35. To some extent Mr Mahajan made no complaint about Rimer J's order. He was pleased that the case had been adjourned, he was pleased that the case now had a time estimate for a day, and he was pleased that he did not have to serve any of his 20 volumes of documents on any of the defendants for the time being. And he has not pursued an application for a transcript of the proceedings before Rimer J, so far as I am aware. To a great extent his complaint about the way Rimer J exercised his discretion to direct that the hearing take place on a date to be fixed not before 1st October has been overtaken by events, because this court is now dealing with Mr Mahajan's applications to this court and the Chancery proceedings have not yet been listed. So the substantive complaints that Mr Mahajan makes, so far as Rimer J's order is concerned, are that Rimer J did not direct that special arrangements should be made for the hearing of this application for permission to appeal, which would not entail a judge being identified for the first time the day before the trial. He was also concerned that Rimer J failed to make an order directing either costs or for damages against the court staff.

36. So far as the first matter is concerned, there can be no prospect of success whatsoever of Mr Mahajan successfully appealing against an order which directed that this matter should be handled, like all other matters in the Chancery Division, in the usual way. Mr Mahajan has made a number of allegations against court staff and judges at every stage of this saga; but I see no reason at all, given the type of allegation he makes, why the handling of his matter should not be treated in the usual way in the Chancery Division. No doubt the fact that it is a substantial matter will be taken into account by those who are dealing with the listing. I see no prospect of success of an appeal against that.

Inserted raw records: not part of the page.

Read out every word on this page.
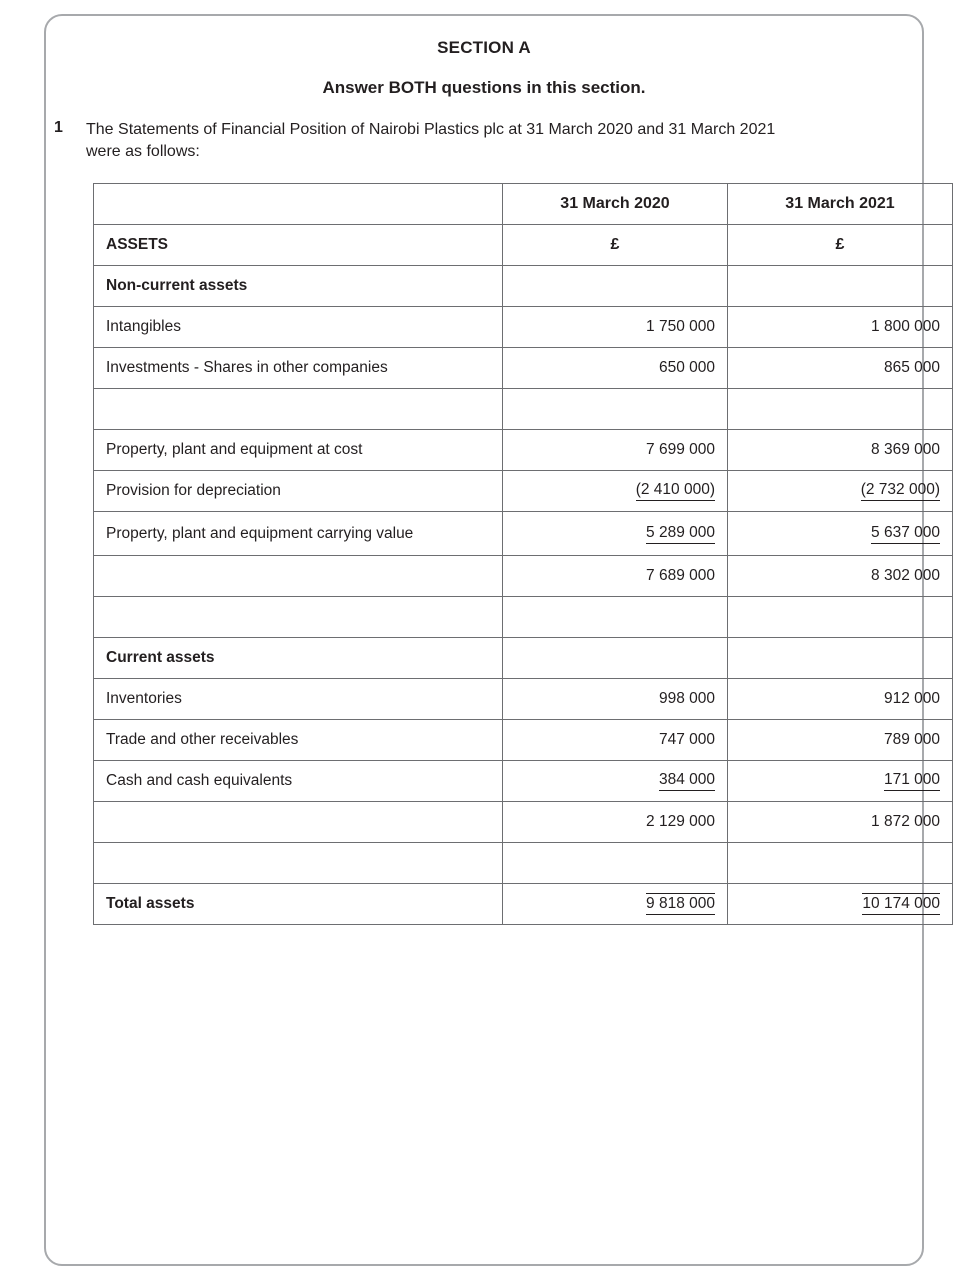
SECTION A
Answer BOTH questions in this section.
1	The Statements of Financial Position of Nairobi Plastics plc at 31 March 2020 and 31 March 2021 were as follows:
	31 March 2020	31 March 2021
ASSETS	£	£
Non-current assets		
Intangibles	1 750 000	1 800 000
Investments - Shares in other companies	650 000	865 000

Property, plant and equipment at cost	7 699 000	8 369 000
Provision for depreciation	(2 410 000)	(2 732 000)
Property, plant and equipment carrying value	5 289 000	5 637 000
	7 689 000	8 302 000

Current assets		
Inventories	998 000	912 000
Trade and other receivables	747 000	789 000
Cash and cash equivalents	384 000	171 000
	2 129 000	1 872 000

Total assets	9 818 000	10 174 000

37. So far as the proposed appeal in relation to the costs order is concerned, Rimer J said that he did not consider that he had any jurisdiction to make such an order and even if he had he would not have made it. In paragraph 16 of his judgment he refused to make an order for damages against the clerk to the court on the ground of unlawful harassment. He said there was no possible basis for making such an order on this application, quite apart from the fact that Mr Mahajan did not make good his allegations of being subjected to such harassment. Similarly, he refused to make an order against the costs to be borne by the Court Service. He said, quite rightly, that he had no jurisdiction to make such an order. In any event, he said that there was nothing in the papers before him which suggested that the Court Service had acted in such a way as to merit the order requiring it to bear the costs of Mr Mahajan's application.

38. Mr Mahajan is concerned that there is a conspiracy between the clerks in the Chancery Division and Bar clerks to arrange hearings in relation to these proceedings to his detriment. Unhappily he sees conspiracy at every turn. But in my judgment there is no real prospect of success in appealing Rimer J's order. Mr Mahajan was good enough to say that Rimer J had handled the matter in a fair way. It was very much a matter within his discretion, even if he had jurisdiction to make the orders which Mr Mahajan sought for damages and costs, which he clearly did not.

39. For all these reasons, I would dismiss these applications.

40. LORD JUSTICE SEDLEY: I agree.

41. LORD JUSTICE LATHAM: I also agree.

Order: Applications dismissed. Order as per minute of order.